2) According to [continental European] copyright 
laws, proper attribution is an indispensable 
right of every author. There can be no doubt that 
an illegal act was committed here that could be 
brought to

3) Yes, there are pseudonymous and anonymous 
publications like those of Luther Blissett. But 
it is solely upon the author to choose such a 
form of publication, not upon some editor. 
According to both legal and ethical rules, it is 
an editor's duty to get a permit from an author 
for every kind of use, including secondary uses, 
unless there are other contractual agreements or 
license rules. The exhibition itself documents 
that artist transgress these rules. But if 
editors and curators do the same and claim the 
same artistic freedom for themselves, they 
shouldn't mind being called manipulators (just 
like the artists).

4) Authorship involves responsibility, with the 
author's signature at its visible expression. 
Without attribution, all texts are devaluated.
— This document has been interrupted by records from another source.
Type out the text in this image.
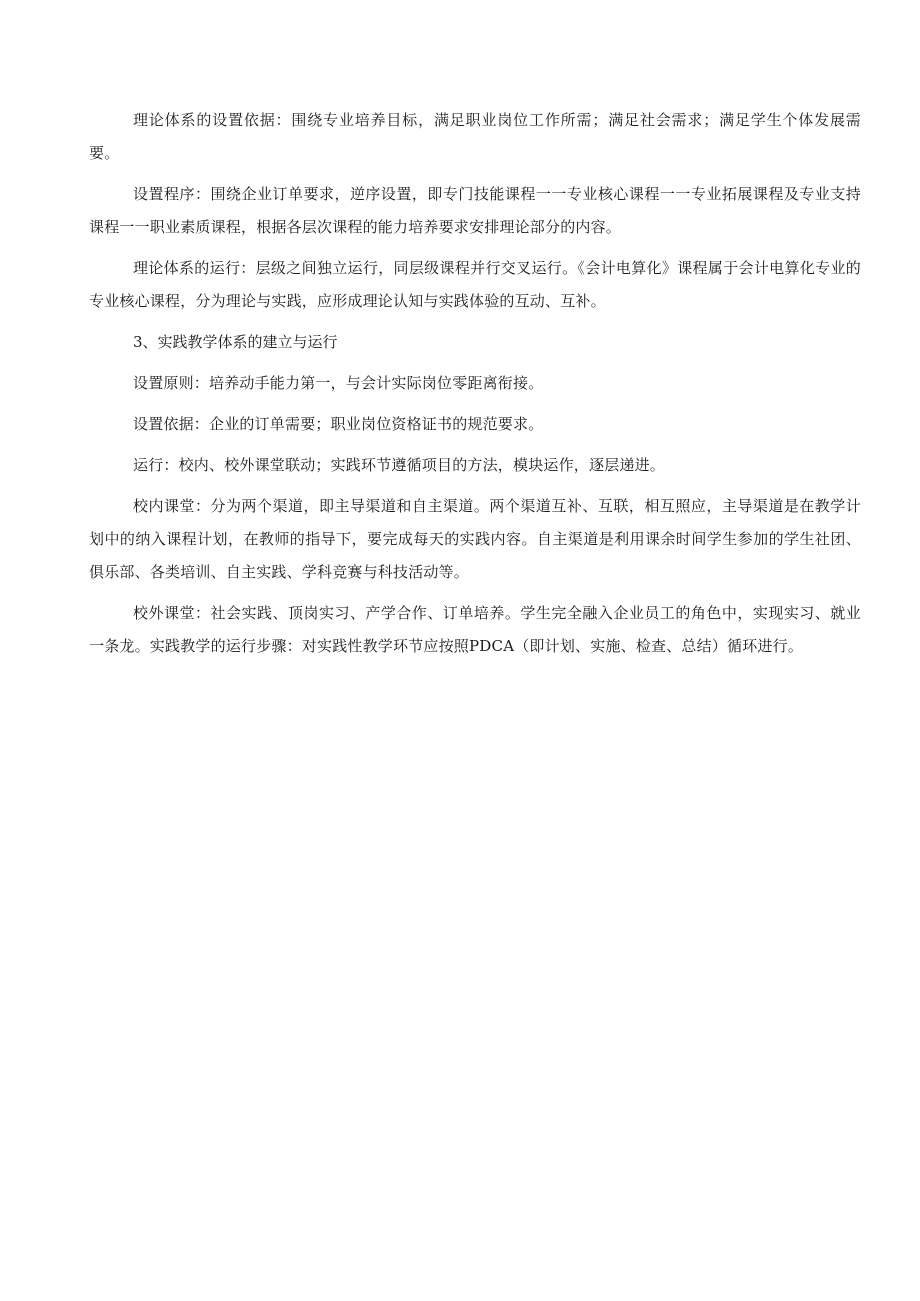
理论体系的设置依据：围绕专业培养目标，满足职业岗位工作所需；满足社会需求；满足学生个体发展需要。

设置程序：围绕企业订单要求，逆序设置，即专门技能课程一一专业核心课程一一专业拓展课程及专业支持课程一一职业素质课程，根据各层次课程的能力培养要求安排理论部分的内容。

理论体系的运行：层级之间独立运行，同层级课程并行交叉运行。《会计电算化》课程属于会计电算化专业的专业核心课程，分为理论与实践，应形成理论认知与实践体验的互动、互补。

3、实践教学体系的建立与运行

设置原则：培养动手能力第一，与会计实际岗位零距离衔接。

设置依据：企业的订单需要；职业岗位资格证书的规范要求。

运行：校内、校外课堂联动；实践环节遵循项目的方法，模块运作，逐层递进。

校内课堂：分为两个渠道，即主导渠道和自主渠道。两个渠道互补、互联，相互照应，主导渠道是在教学计划中的纳入课程计划，在教师的指导下，要完成每天的实践内容。自主渠道是利用课余时间学生参加的学生社团、俱乐部、各类培训、自主实践、学科竞赛与科技活动等。

校外课堂：社会实践、顶岗实习、产学合作、订单培养。学生完全融入企业员工的角色中，实现实习、就业一条龙。实践教学的运行步骤：对实践性教学环节应按照PDCA（即计划、实施、检查、总结）循环进行。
5) The catalogue doesn't declare its text a 
collective, anonymous work, but implicitly 
ascribes it to the curators. This way, they - 
respectively Lentos Museum - cash in their value. 
Other authors can no longer be identified and get 
purged from history like in Stalinist media. 
Since the readers get the impression that the 
texts were written by the curators, this is not 
simply suppression of names, but
plagiarism. Unlike in artistic plagiarism, it's 
not a (weaker) individual borrowing from an 
institution, but an institution taking from 
individuals, similar to a professor who publishes 
the research of a student or assistant under his 
own name in an academic journal.


6) The people listed on the "Thanks" page of the 
catalogue are being recuperated since at least of 
the authors I know had not been contacted and 
negotiated with in advance. This (fictitious) 
list suggests a quality standard that increases 
the reputation of the curators and the editor.
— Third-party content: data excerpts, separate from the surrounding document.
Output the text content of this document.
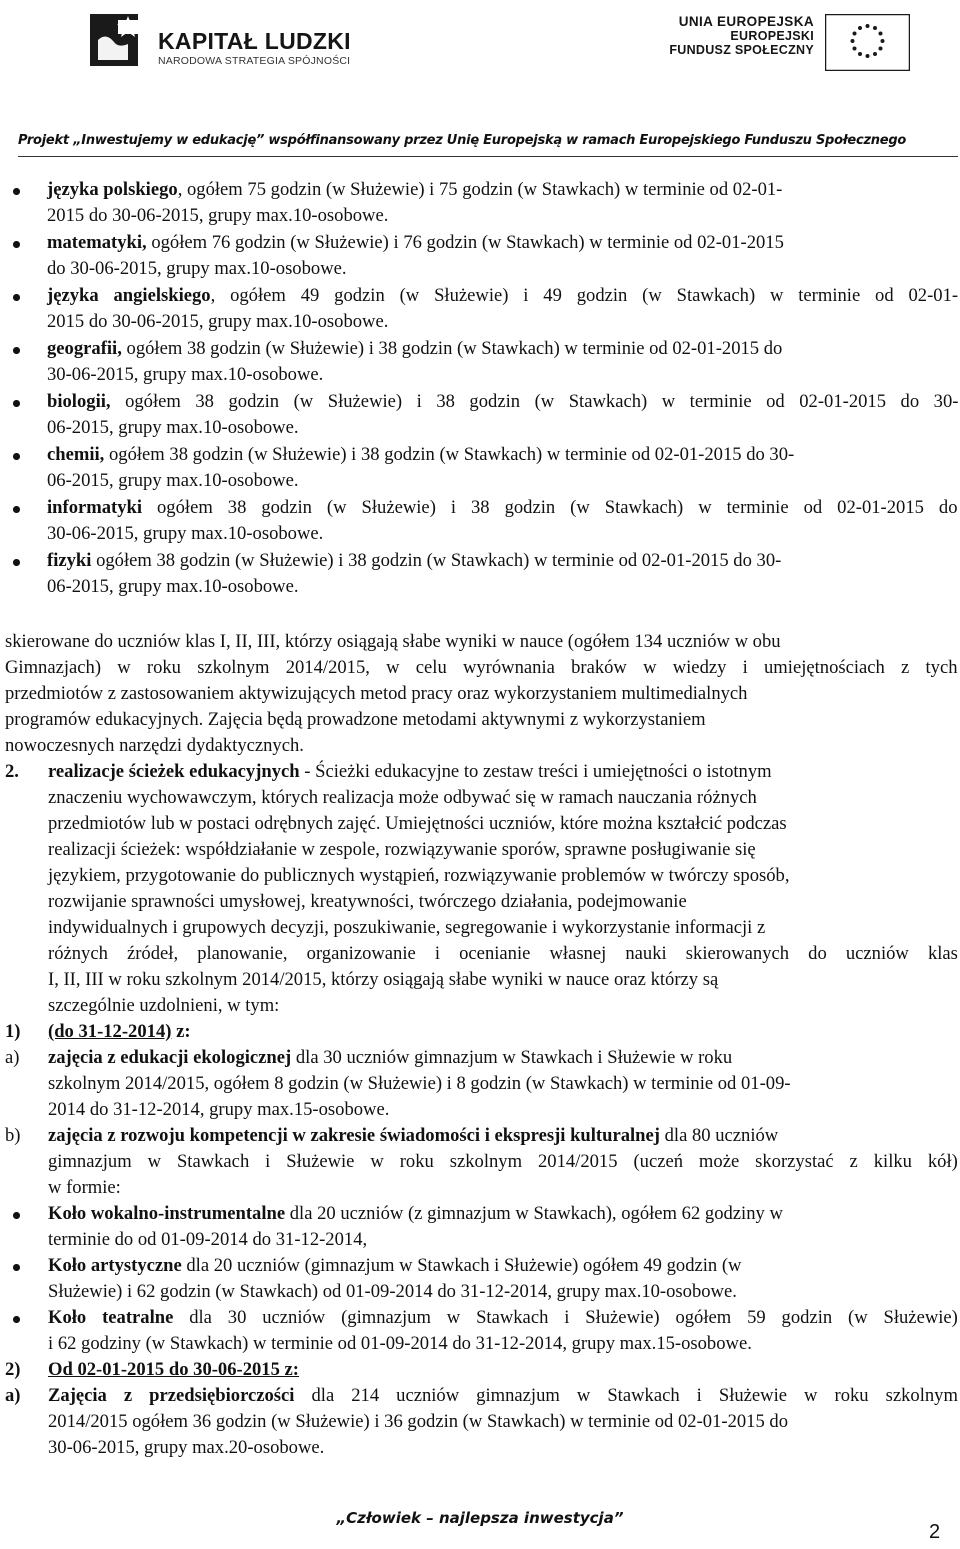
KAPITAŁ LUDZKI
NARODOWA STRATEGIA SPÓJNOŚCI
UNIA EUROPEJSKA
EUROPEJSKI
FUNDUSZ SPOŁECZNY
Projekt „Inwestujemy w edukację” współfinansowany przez Unię Europejską w ramach Europejskiego Funduszu Społecznego
języka polskiego, ogółem 75 godzin (w Służewie) i 75 godzin (w Stawkach) w terminie od 02-01-
2015 do 30-06-2015, grupy max.10-osobowe.
matematyki, ogółem 76 godzin (w Służewie) i 76 godzin (w Stawkach) w terminie od 02-01-2015
do 30-06-2015, grupy max.10-osobowe.
języka angielskiego, ogółem 49 godzin (w Służewie) i 49 godzin (w Stawkach) w terminie od 02-01-
2015 do 30-06-2015, grupy max.10-osobowe.
geografii, ogółem 38 godzin (w Służewie) i 38 godzin (w Stawkach) w terminie od 02-01-2015 do
30-06-2015, grupy max.10-osobowe.
biologii, ogółem 38 godzin (w Służewie) i 38 godzin (w Stawkach) w terminie od 02-01-2015 do 30-
06-2015, grupy max.10-osobowe.
chemii, ogółem 38 godzin (w Służewie) i 38 godzin (w Stawkach) w terminie od 02-01-2015 do 30-
06-2015, grupy max.10-osobowe.
informatyki ogółem 38 godzin (w Służewie) i 38 godzin (w Stawkach) w terminie od 02-01-2015 do
30-06-2015, grupy max.10-osobowe.
fizyki ogółem 38 godzin (w Służewie) i 38 godzin (w Stawkach) w terminie od 02-01-2015 do 30-
06-2015, grupy max.10-osobowe.
skierowane do uczniów klas I, II, III, którzy osiągają słabe wyniki w nauce (ogółem 134 uczniów w obu
Gimnazjach) w roku szkolnym 2014/2015, w celu wyrównania braków w wiedzy i umiejętnościach z tych
przedmiotów z zastosowaniem aktywizujących metod pracy oraz wykorzystaniem multimedialnych
programów edukacyjnych. Zajęcia będą prowadzone metodami aktywnymi z wykorzystaniem
nowoczesnych narzędzi dydaktycznych.
2. realizacje ścieżek edukacyjnych - Ścieżki edukacyjne to zestaw treści i umiejętności o istotnym
znaczeniu wychowawczym, których realizacja może odbywać się w ramach nauczania różnych
przedmiotów lub w postaci odrębnych zajęć. Umiejętności uczniów, które można kształcić podczas
realizacji ścieżek: współdziałanie w zespole, rozwiązywanie sporów, sprawne posługiwanie się
językiem, przygotowanie do publicznych wystąpień, rozwiązywanie problemów w twórczy sposób,
rozwijanie sprawności umysłowej, kreatywności, twórczego działania, podejmowanie
indywidualnych i grupowych decyzji, poszukiwanie, segregowanie i wykorzystanie informacji z
różnych źródeł, planowanie, organizowanie i ocenianie własnej nauki skierowanych do uczniów klas
I, II, III w roku szkolnym 2014/2015, którzy osiągają słabe wyniki w nauce oraz którzy są
szczególnie uzdolnieni, w tym:
1) (do 31-12-2014) z:
a) zajęcia z edukacji ekologicznej dla 30 uczniów gimnazjum w Stawkach i Służewie w roku
szkolnym 2014/2015, ogółem 8 godzin (w Służewie) i 8 godzin (w Stawkach) w terminie od 01-09-
2014 do 31-12-2014, grupy max.15-osobowe.
b) zajęcia z rozwoju kompetencji w zakresie świadomości i ekspresji kulturalnej dla 80 uczniów
gimnazjum w Stawkach i Służewie w roku szkolnym 2014/2015 (uczeń może skorzystać z kilku kół)
w formie:
Koło wokalno-instrumentalne dla 20 uczniów (z gimnazjum w Stawkach), ogółem 62 godziny w
terminie do od 01-09-2014 do 31-12-2014,
Koło artystyczne dla 20 uczniów (gimnazjum w Stawkach i Służewie) ogółem 49 godzin (w
Służewie) i 62 godzin (w Stawkach) od 01-09-2014 do 31-12-2014, grupy max.10-osobowe.
Koło teatralne dla 30 uczniów (gimnazjum w Stawkach i Służewie) ogółem 59 godzin (w Służewie)
i 62 godziny (w Stawkach) w terminie od 01-09-2014 do 31-12-2014, grupy max.15-osobowe.
2) Od 02-01-2015 do 30-06-2015 z:
a) Zajęcia z przedsiębiorczości dla 214 uczniów gimnazjum w Stawkach i Służewie w roku szkolnym
2014/2015 ogółem 36 godzin (w Służewie) i 36 godzin (w Stawkach) w terminie od 02-01-2015 do
30-06-2015, grupy max.20-osobowe.
„Człowiek – najlepsza inwestycja”
2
7) The authors were removed from the economic 
value chain of the catalogue publication on full 
purposes. In a private e-Mail message to me, the 
curators said that including them would have 
prevented the publication as a whole because it 
would have become too expensive. They thus 
testify to a quite disturbed sense of right and 
wrong, putting their economic freedom above the 
legal rights of the producers.

8) With their behavior, the curators demonstrate 
that they don't understand "appropriation": It's 
not about saving money for publishers. And not 
about using other people's work to increase your 
own reputation and market value.

9) Since Lentos Museum has refused to react so far, I propose the following:

- all money made from the sales of the book will be donated to the Free
  Software Foundation Europe or the Creative Commons project.
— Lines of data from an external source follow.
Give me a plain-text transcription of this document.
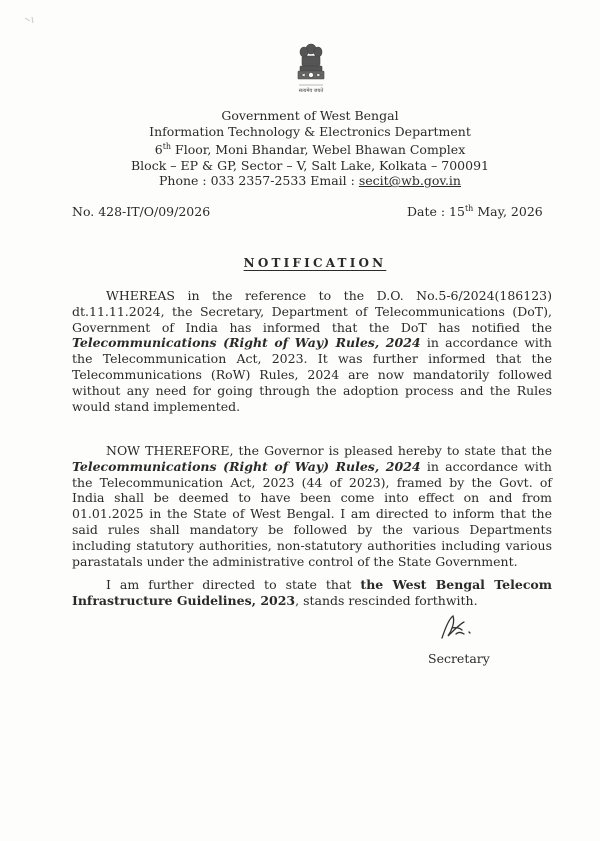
सत्यमेव जयते
Government of West Bengal
Information Technology & Electronics Department
6th Floor, Moni Bhandar, Webel Bhawan Complex
Block – EP & GP, Sector – V, Salt Lake, Kolkata – 700091
Phone : 033 2357-2533 Email : secit@wb.gov.in
No. 428-IT/O/09/2026	Date : 15th May, 2026
NOTIFICATION
WHEREAS in the reference to the D.O. No.5-6/2024(186123) dt.11.11.2024, the Secretary, Department of Telecommunications (DoT), Government of India has informed that the DoT has notified the Telecommunications (Right of Way) Rules, 2024 in accordance with the Telecommunication Act, 2023. It was further informed that the Telecommunications (RoW) Rules, 2024 are now mandatorily followed without any need for going through the adoption process and the Rules would stand implemented.
NOW THEREFORE, the Governor is pleased hereby to state that the Telecommunications (Right of Way) Rules, 2024 in accordance with the Telecommunication Act, 2023 (44 of 2023), framed by the Govt. of India shall be deemed to have been come into effect on and from 01.01.2025 in the State of West Bengal. I am directed to inform that the said rules shall mandatory be followed by the various Departments including statutory authorities, non-statutory authorities including various parastatals under the administrative control of the State Government.
I am further directed to state that the West Bengal Telecom Infrastructure Guidelines, 2023, stands rescinded forthwith.
Secretary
- the curators give back their honorarium and donate it to Creative Commons,

- the remaining copies of the book will be given away for free and the
  manuscript will be put online as a freely downloadable PDF file.

- Lentos Museum and the curators will be anonymized on all related
  websites and printed matters, just like the authors before.

10) Copyright gives me all means for stopping the 
distribution of the book. Since I don't mind 
giving away my texts when a minimum of ethical 
rules are being obeyed, such as attribution of 
author and source, I will draw one consequence 
from this unpleasant experience: I will attach a 
license to all my texts which unmistakably 
explains the fair play rules for their use, and 
let a lawyer handle all infringements.